I've had a few neck re-sets through the workshop recently (lucky me). I always take a photo of the join once it's apart in case I do one the same again. It's handy to know what angle/depth to drill the streaming holes.
Does anyone else do this?
Is it possible to have a gallery page on this forum to show them all? - might be a useful resource for us.
Just a thought
Looking forward to the Mossman posts Scott.
My main player is a 1975 Mossman flinthills. I picked it up at a guitar store in Fort Collins CO back about 15 yrs ago and had to have the neck reset before it could really be played at all. It suffered from the notorious badly designed top bracing where the neck meets the top. I was told to take it to a luthier in nearby Cheyenne, Wyoming by the name of Bob Westbrook. Apparently, Bob had lived in or near Winfield, Kansas (where Mossman guitars were manufactured) and had performed many a neck reset on them. I'm sure some of you folks probably know him.
Anyhow, he had a dandy saw that he had designed that was two pieces that could be assembled inside the guitar. He used the saw to cut out the "feet" portion of the neck block so that he could install a normal top brace.
I'd be glad to post a picture of the "post repair" top bracing if it would help you out.
I absolutely love my old Mossman guitar. It's a real banjo killer in a bluegrass jam!
A 1965 Harmony made Silvertone Classical. Spruce top, mahogany back and sides, brazilian headplate and bridge and ebony fretboard. An odd duck that was only offered in '64 & '65. It is identical to the Harmony h174 save for a checkerboard sound hole ring.
Here is the happy result of my guestimate as to where the dovetail pocket on this steel string / classical hybrid guitar was. A short scale, 12 fret guitar put the pocket almost directly between the 12th and 13th frets.
As always, hats off to Frank Ford for showing the way.
Paul, Is that missing the tip of the tail? It looks too short and square. I've experienced trouble getting necks to stay seated on a couple of instruments where tail on the neck was too short for the slot.
Ned, thanks for your observation. The end of the dovetail is perfectly flat, not broken or un-level. The joint was hide glue with the exception of a portion of the finger board extension that looks like it was lifting at some point and just stuck back down with Titebond. I don't see any clues that the neck was off before but can't be sure about that. It does seem a bit skimpy at the narrow end of the dovetail but I believe that it was made that way. The 115 Washburn was no where near a flagship model, not quite at the bottom of the line but a low end production model none the less.

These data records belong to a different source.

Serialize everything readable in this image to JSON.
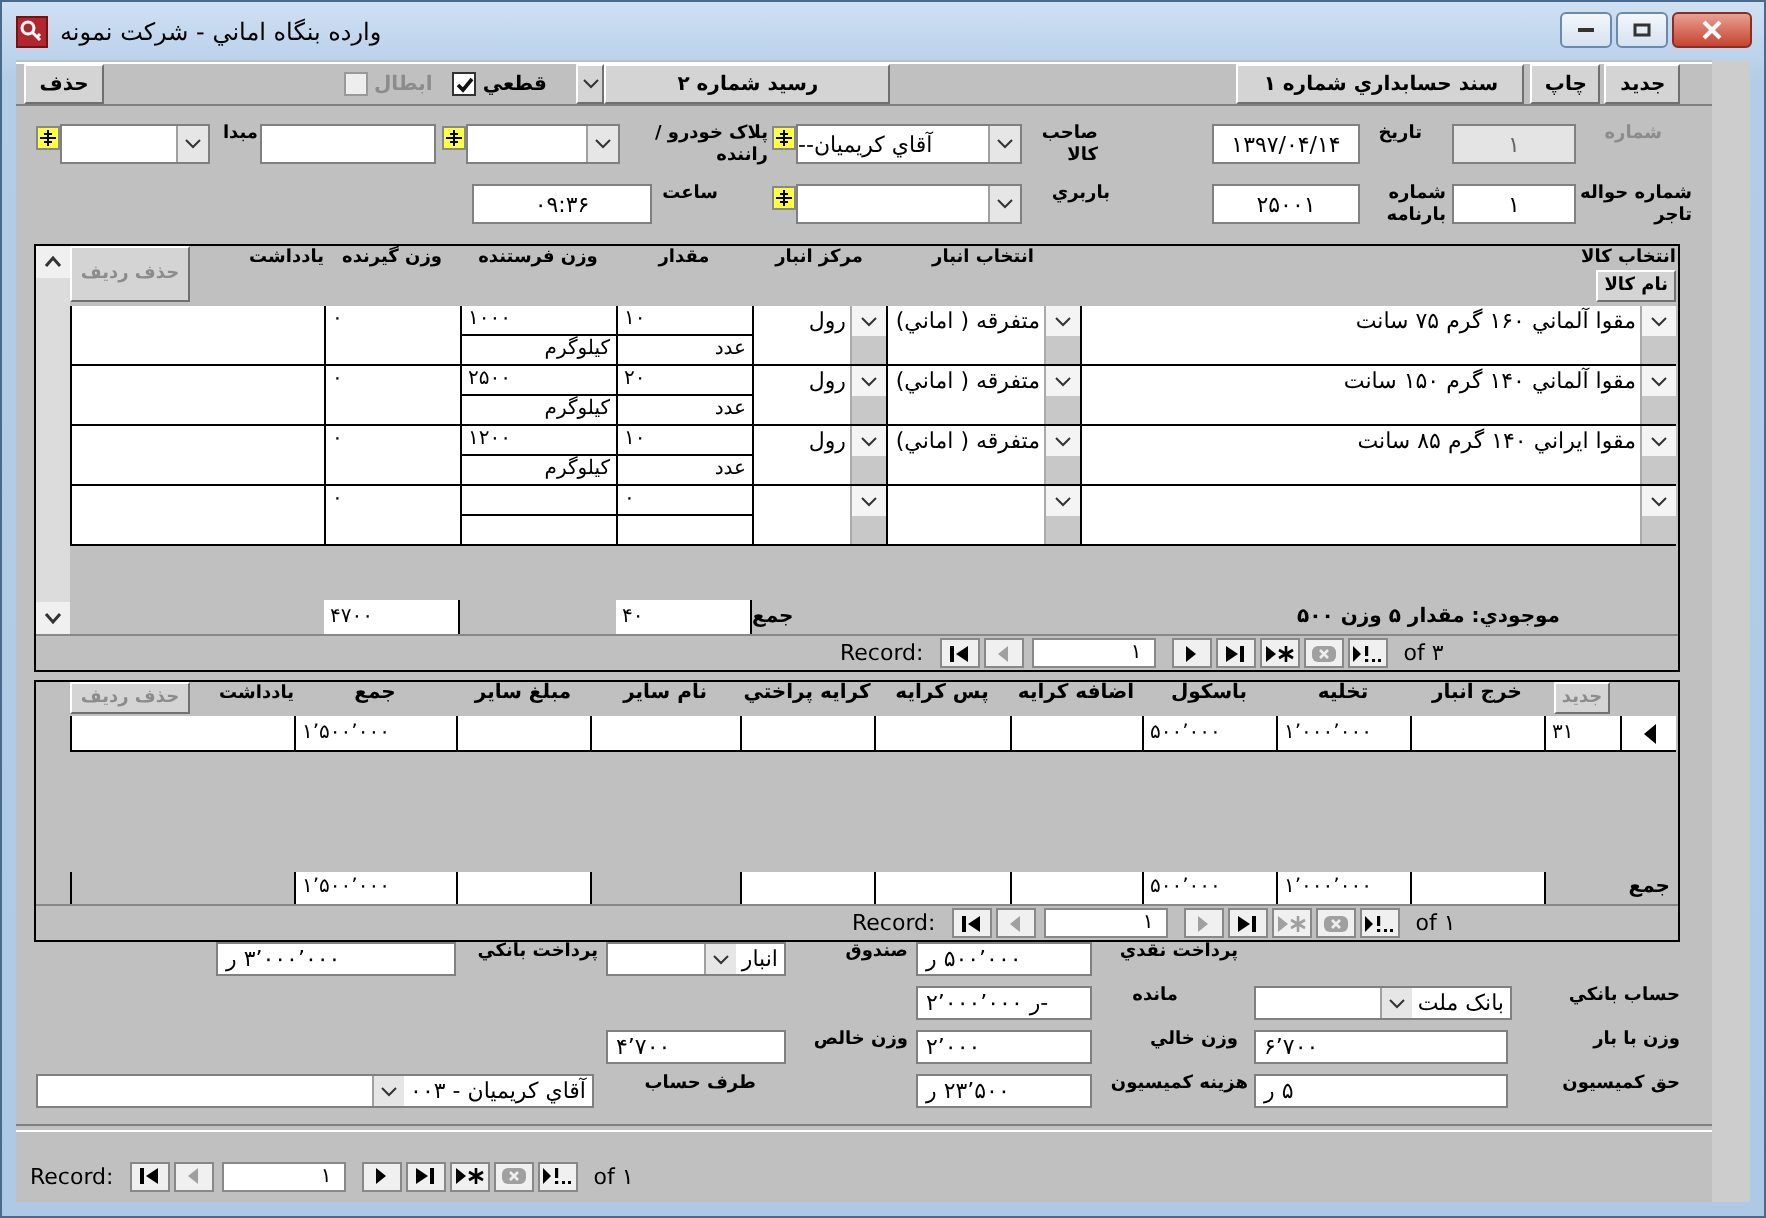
{
  "window": {
    "title": "وارده بنگاه اماني  - شرکت نمونه"
  },
  "toolbar": {
    "new_button": "جديد",
    "print_button": "چاپ",
    "voucher_button": "سند حسابداري شماره ۱",
    "receipt_button": "رسيد شماره ۲",
    "checkboxes": [
      {
        "label": "قطعي",
        "checked": true,
        "disabled": false
      },
      {
        "label": "ابطال",
        "checked": false,
        "disabled": true
      }
    ],
    "delete_button": "حذف"
  },
  "header": {
    "number": {
      "label": "شماره",
      "value": "۱",
      "disabled": true
    },
    "date": {
      "label": "تاريخ",
      "value": "۱۳۹۷/۰۴/۱۴"
    },
    "owner": {
      "label": "صاحب کالا",
      "value": "آقاي کريميان--"
    },
    "plate": {
      "label": "پلاک خودرو / راننده"
    },
    "origin": {
      "label": "مبدا"
    },
    "trader_ref": {
      "label": "شماره حواله تاجر",
      "value": "۱"
    },
    "waybill": {
      "label": "شماره بارنامه",
      "value": "۲۵۰۰۱"
    },
    "carrier": {
      "label": "باربري"
    },
    "time": {
      "label": "ساعت",
      "value": "۰۹:۳۶"
    }
  },
  "items": {
    "columns": [
      "انتخاب کالا",
      "انتخاب انبار",
      "مرکز انبار",
      "مقدار",
      "وزن فرستنده",
      "وزن گيرنده",
      "يادداشت"
    ],
    "product_button": "نام کالا",
    "delete_row_button": {
      "label": "حذف رديف",
      "disabled": true
    },
    "rows": [
      {
        "product": "مقوا آلماني ۱۶۰ گرم ۷۵ سانت",
        "warehouse": "متفرقه ( اماني)",
        "center": "رول",
        "quantity": "۱۰",
        "unit": "عدد",
        "sender_weight": "۱۰۰۰",
        "weight_unit": "کيلوگرم",
        "receiver_weight": "۰"
      },
      {
        "product": "مقوا آلماني ۱۴۰ گرم ۱۵۰ سانت",
        "warehouse": "متفرقه ( اماني)",
        "center": "رول",
        "quantity": "۲۰",
        "unit": "عدد",
        "sender_weight": "۲۵۰۰",
        "weight_unit": "کيلوگرم",
        "receiver_weight": "۰"
      },
      {
        "product": "مقوا ايراني ۱۴۰ گرم ۸۵ سانت",
        "warehouse": "متفرقه ( اماني)",
        "center": "رول",
        "quantity": "۱۰",
        "unit": "عدد",
        "sender_weight": "۱۲۰۰",
        "weight_unit": "کيلوگرم",
        "receiver_weight": "۰"
      },
      {
        "quantity": "۰",
        "receiver_weight": "۰"
      }
    ],
    "totals": {
      "stock": "موجودي: مقدار ۵  وزن ۵۰۰",
      "label": "جمع",
      "quantity": "۴۰",
      "receiver_weight": "۴۷۰۰"
    },
    "navigator": {
      "label": "Record:",
      "current": "۱",
      "count": "of ۳",
      "buttons": [
        {
          "kind": "first",
          "disabled": false
        },
        {
          "kind": "previous",
          "disabled": true
        },
        {
          "kind": "next",
          "disabled": false
        },
        {
          "kind": "last",
          "disabled": false
        },
        {
          "kind": "new",
          "disabled": false
        },
        {
          "kind": "delete",
          "disabled": true
        },
        {
          "kind": "filter",
          "disabled": false
        }
      ]
    }
  },
  "costs": {
    "new_button": {
      "label": "جديد",
      "disabled": true
    },
    "delete_row_button": {
      "label": "حذف رديف",
      "disabled": true
    },
    "columns": [
      "خرج انبار",
      "تخليه",
      "باسکول",
      "اضافه کرايه",
      "پس کرايه",
      "کرايه پراختي",
      "نام ساير",
      "مبلغ ساير",
      "جمع",
      "يادداشت"
    ],
    "rows": [
      {
        "number": "۳۱",
        "unloading": "۱٬۰۰۰٬۰۰۰",
        "scale": "۵۰۰٬۰۰۰",
        "total": "۱٬۵۰۰٬۰۰۰"
      }
    ],
    "totals": {
      "label": "جمع",
      "unloading": "۱٬۰۰۰٬۰۰۰",
      "scale": "۵۰۰٬۰۰۰",
      "total": "۱٬۵۰۰٬۰۰۰"
    },
    "navigator": {
      "label": "Record:",
      "current": "۱",
      "count": "of ۱",
      "buttons": [
        {
          "kind": "first",
          "disabled": false
        },
        {
          "kind": "previous",
          "disabled": true
        },
        {
          "kind": "next",
          "disabled": true
        },
        {
          "kind": "last",
          "disabled": false
        },
        {
          "kind": "new",
          "disabled": true
        },
        {
          "kind": "delete",
          "disabled": true
        },
        {
          "kind": "filter",
          "disabled": false
        }
      ]
    }
  },
  "summary": {
    "cash_payment": {
      "label": "پرداخت نقدي",
      "value": "۵۰۰٬۰۰۰ ر"
    },
    "cash_box": {
      "label": "صندوق",
      "value": "انبار"
    },
    "bank_payment": {
      "label": "پرداخت بانکي",
      "value": "۳٬۰۰۰٬۰۰۰ ر"
    },
    "bank_account": {
      "label": "حساب بانکي",
      "value": "بانک ملت"
    },
    "balance": {
      "label": "مانده",
      "value": "-ر ۲٬۰۰۰٬۰۰۰"
    },
    "loaded_weight": {
      "label": "وزن با بار",
      "value": "۶٬۷۰۰"
    },
    "empty_weight": {
      "label": "وزن خالي",
      "value": "۲٬۰۰۰"
    },
    "net_weight": {
      "label": "وزن خالص",
      "value": "۴٬۷۰۰"
    },
    "commission_rate": {
      "label": "حق کميسيون",
      "value": "۵ ر"
    },
    "commission_cost": {
      "label": "هزينه کميسيون",
      "value": "۲۳٬۵۰۰ ر"
    },
    "counterparty": {
      "label": "طرف حساب",
      "value": "آقاي کريميان - ۰۰۳"
    }
  },
  "navigator": {
    "label": "Record:",
    "current": "۱",
    "count": "of ۱",
    "buttons": [
      {
        "kind": "first",
        "disabled": false
      },
      {
        "kind": "previous",
        "disabled": true
      },
      {
        "kind": "next",
        "disabled": false
      },
      {
        "kind": "last",
        "disabled": false
      },
      {
        "kind": "new",
        "disabled": false
      },
      {
        "kind": "delete",
        "disabled": true
      },
      {
        "kind": "filter",
        "disabled": false
      }
    ]
  }
}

It would not be worth the extra effort to improve the dovetail. I use Aquila Nylgut strings on this instrument, they are low tension and are designed to simulate the gut strings that this guitar was originally designed for. I'm confident that a well fitted shim job will be sufficient.

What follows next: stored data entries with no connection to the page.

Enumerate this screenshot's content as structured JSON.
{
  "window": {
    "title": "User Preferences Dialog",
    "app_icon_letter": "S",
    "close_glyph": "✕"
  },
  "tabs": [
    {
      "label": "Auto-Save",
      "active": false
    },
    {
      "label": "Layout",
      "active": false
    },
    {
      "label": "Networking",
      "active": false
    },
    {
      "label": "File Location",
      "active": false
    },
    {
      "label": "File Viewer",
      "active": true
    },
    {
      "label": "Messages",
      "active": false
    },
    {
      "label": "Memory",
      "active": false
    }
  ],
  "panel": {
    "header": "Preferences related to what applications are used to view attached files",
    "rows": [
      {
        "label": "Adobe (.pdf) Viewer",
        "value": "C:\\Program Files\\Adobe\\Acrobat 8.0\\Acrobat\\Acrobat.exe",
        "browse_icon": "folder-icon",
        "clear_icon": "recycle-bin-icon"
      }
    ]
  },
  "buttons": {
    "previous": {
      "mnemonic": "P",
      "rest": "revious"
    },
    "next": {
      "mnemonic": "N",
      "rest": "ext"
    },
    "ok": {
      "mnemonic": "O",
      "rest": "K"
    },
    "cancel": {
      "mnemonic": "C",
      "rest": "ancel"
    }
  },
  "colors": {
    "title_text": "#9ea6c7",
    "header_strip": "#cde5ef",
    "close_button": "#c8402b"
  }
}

If you like the nylguts, you might like to try Seguar Flourocarbon fishing leader - it really sounds good, and has an incredibly even tension. I use it on most of my ukes, and the tone is great.
I don't think it would be possible to use fishing line or leader on a 6 string, the low E would have to be a real fatty! I know of folks that use it on banjos with good result but I think I'll stick with the Aquila's.
Oh yeah, I guess I meant just the plain strings, but I didn't actually say that.
And they are indeed wonderful on banjos.
This is a great resource. Is there an index or a list of the guitars represented?